Isso não quer dizer que as empresas brasileiras não tiveram sucesso em suas operações, pelo contrário. Em dezembro de 2021, o Nubank abriu seu capital na Bolsa de Nova York, por exemplo.

Já no começo deste ano de 2026, foi a vez do PicPay e da Agibank, que também optaram pelo mercado externo. As empresas conseguiram levantar mais de US$ 750 milhões juntas, com o apetite dos investidores nacionais e estrangeiros.

Mas estes últimos cinco anos não foram negativos para a bolsa brasileira, que registra recordes históricos. O Ibovespa (IBOV) viu sua pontuação valorizar quase 60%, chegando ao patamar de quase 199 mil pontos.

E a situação se dá mesmo em um cenário de alta taxa de juros, em que os investidores preferem mais a renda fixa do que a variável. Atualmente, a Selic opera em 14,5% ao ano, um dos patamares mais altos da última década.

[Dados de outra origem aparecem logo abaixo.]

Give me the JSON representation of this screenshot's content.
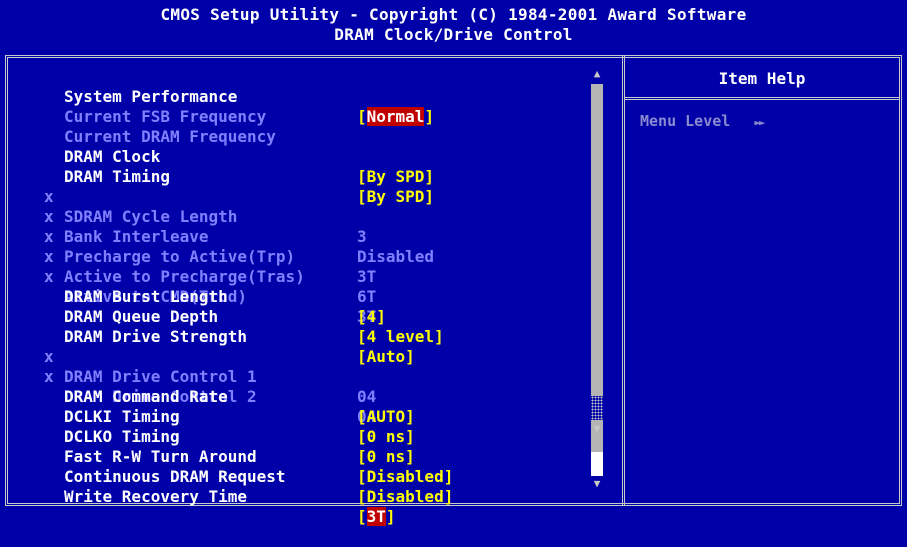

Todo esse cenário, porém, deixa a B3 animada com os próximos capítulos do mercado de capitais no Brasil. A operadora da bolsa diz que há, pelo menos, 50 empresas esperando para oferecer capital social aos investidores, embora não haja uma opinião clara sobre os números para 2026.

"É um ano com bastante volatilidade, mas a gente acredita que este movimento é um movimento de reabertura de janela. Tem várias empresas que já estão com registro na CVM e que, portanto, estão bastante próximas do próximo passo, que é a abertura de capital na bolsa do Brasil", diz Viviane Basso, vice-presidente de operações da B3, em entrevista ao Valor.